I used the word panic because I think everyone was panicking. People just did not understand what was going on. They did not understand the pace of coronavirus; they did not even understand the disease itself and the transmission of it. I was reading over the weekend a couple of books on the history of the virus so far, where it broke out and what people thought it was originally, and some of the reassessments of historical epidemiology. Clearly, we needed testing performance. Randox was the only company at that time, in March 2020, that was able to provide that capacity at the scale needed. As I said earlier, where we identified problems, we made Randox aware of them and it supplied new kit.

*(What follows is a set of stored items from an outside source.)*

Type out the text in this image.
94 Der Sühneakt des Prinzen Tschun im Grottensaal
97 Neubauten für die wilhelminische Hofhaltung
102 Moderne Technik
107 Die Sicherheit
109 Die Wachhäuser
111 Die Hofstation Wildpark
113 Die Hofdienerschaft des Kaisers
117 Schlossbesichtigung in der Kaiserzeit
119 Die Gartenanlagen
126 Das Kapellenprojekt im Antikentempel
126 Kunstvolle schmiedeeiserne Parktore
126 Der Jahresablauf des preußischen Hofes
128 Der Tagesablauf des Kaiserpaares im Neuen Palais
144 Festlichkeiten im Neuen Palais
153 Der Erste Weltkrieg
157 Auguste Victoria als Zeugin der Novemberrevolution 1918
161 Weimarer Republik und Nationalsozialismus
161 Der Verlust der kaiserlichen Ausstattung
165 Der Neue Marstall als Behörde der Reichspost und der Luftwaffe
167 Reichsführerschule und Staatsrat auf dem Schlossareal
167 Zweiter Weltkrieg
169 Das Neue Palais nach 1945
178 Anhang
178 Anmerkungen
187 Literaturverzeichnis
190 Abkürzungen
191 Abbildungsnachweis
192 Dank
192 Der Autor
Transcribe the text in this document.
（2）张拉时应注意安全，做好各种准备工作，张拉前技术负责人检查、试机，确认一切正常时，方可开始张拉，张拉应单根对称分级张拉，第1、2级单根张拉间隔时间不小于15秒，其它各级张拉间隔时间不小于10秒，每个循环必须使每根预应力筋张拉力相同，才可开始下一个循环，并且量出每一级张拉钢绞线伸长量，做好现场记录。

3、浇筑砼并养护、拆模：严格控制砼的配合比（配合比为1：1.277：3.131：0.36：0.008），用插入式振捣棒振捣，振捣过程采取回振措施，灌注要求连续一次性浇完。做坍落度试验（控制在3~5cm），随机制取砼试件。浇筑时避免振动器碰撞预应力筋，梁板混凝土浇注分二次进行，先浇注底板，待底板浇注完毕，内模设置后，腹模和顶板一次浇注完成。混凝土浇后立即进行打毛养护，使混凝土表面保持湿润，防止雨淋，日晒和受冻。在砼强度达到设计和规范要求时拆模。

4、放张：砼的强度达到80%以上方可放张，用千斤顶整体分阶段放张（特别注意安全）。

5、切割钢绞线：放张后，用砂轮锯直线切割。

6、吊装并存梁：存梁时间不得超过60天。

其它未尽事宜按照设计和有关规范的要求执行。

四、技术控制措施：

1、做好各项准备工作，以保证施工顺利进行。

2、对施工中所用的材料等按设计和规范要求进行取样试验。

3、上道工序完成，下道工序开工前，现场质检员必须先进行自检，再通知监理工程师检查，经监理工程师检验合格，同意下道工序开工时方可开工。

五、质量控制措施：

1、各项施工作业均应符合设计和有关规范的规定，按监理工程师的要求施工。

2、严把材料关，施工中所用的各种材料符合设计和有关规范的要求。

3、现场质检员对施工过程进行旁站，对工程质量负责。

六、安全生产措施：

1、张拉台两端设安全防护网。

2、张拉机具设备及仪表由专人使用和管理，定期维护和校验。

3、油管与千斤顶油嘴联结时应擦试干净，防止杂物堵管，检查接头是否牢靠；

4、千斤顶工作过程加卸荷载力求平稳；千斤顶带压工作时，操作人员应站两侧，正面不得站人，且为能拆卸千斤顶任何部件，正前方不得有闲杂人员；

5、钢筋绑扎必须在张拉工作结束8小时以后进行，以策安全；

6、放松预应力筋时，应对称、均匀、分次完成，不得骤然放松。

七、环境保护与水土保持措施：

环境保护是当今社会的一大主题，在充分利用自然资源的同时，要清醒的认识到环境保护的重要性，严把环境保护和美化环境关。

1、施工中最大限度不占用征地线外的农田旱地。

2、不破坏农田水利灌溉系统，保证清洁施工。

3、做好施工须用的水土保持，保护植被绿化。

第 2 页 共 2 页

My Lords, the Government held a full-scale exercise in 2016 based on pandemic flu, Operation Cygnus. Anybody who reads the report of that exercise today can see that there was a looming problem with PPE. Between 2016 and 2020, the Government did nothing about that identified problem, so that, when 2020 came, we domestically produced only 1% of the PPE that was required in the NHS. Why was so little done to be ready for something that had been predicted in advance?
The noble Lord makes a point about predicting it in advance, but it is very easy to say that with hindsight. Let us look at a number of different countries and the WHO: some people argue that the WHO and Public Health England had only one job, and they were not prepared for it. Clearly, people were caught unawares; we were not the only country to be caught unawares.
There were countries all around the world which were not prepared. That is why everyone scrambled on to the international market; it is why prices were paid at the time that, with hindsight, would not be paid nowadays. It is important to remember where we were at that stage, what we were trying to get hold of, the world market and our understanding of the virus, and at a time when there was no vaccine.